The Dem complaint to Dane County DA Ozanne also asks that he go after the corporations who tried evading laws prohibiting direct contributions to candidates, and look at WisGOP for potential pay-for-play actions involving Club for Growth donors that later got favorable laws on mining and lead paint liability. Lastly, the Dems note that Gov Walker may have violated state law last week when he seemed to threaten Milwaukee County DA John Chisholm with lower funding if Chisholm continued to investigate the John Doe case.
It appears that Governor Walker used his office to send a message to district attorneys that they should not further investigate his potential criminal conduct or that of others who were the subject of the John Doe proceedings at the risk of losing critical funding. Wis. Stat. 19.45(13) prohibits state public officials from promising or refraining to take official actions, such as funding district attorney positions. Any person who intentionally violates Wis. Stat. 19.45(13) is guilty of a Class I felony….Furthermore, it may constitute prohibited conduct under Wis. Stat. 943.30(4).Those threats also showed that Walker is starting to crack because I think he and the rest of WisGOP knows that SCOTUS will at the very least take the John Doe case to figure out the limits (or lack thereof) on campaign finance laws in the post- Citizens United world, and the unprecedented scale of his paid-off crookedness will remain in the news.
Threats by Governor Walker to retaliate and not fully staff Wisconsin’s district attorney offices if they initiate a valid criminal investigation is not an appropriate or lawful use of the Governor’s office and should be investigated.
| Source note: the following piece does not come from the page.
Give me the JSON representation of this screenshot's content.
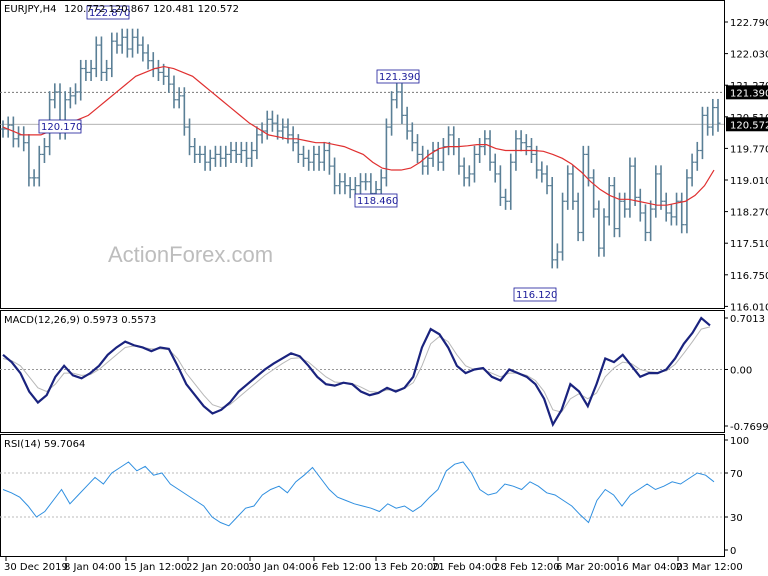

And no Scotty, having a Facebook Q&A tomorrow with pre-selected questions from your supporters really isn’t going to narrow that trust gap. Well, unless you answer real Wisconsinites when they ask what you really did in John Doe, and whether you think these money-laundering and pay-for-play schemes are acceptable behavior. Oh, and if you’re willing to tell us what favors you’ve given (and still owe) to your campaign contributors, I think myself and numerous other Wisconsinites would love to find that out, especially before the elections in 40 days.
But I’m thinking Scotty won’t reveal that on Facebook, or anywhere else other than court documents. Hopefully we’ll see those full John Doe docs in the near future, and see charges associated with that information. This has to happen for Wisconsin government to start to regain a semblance of credibility, and stop being the Koch subsidiary and joke that it is today.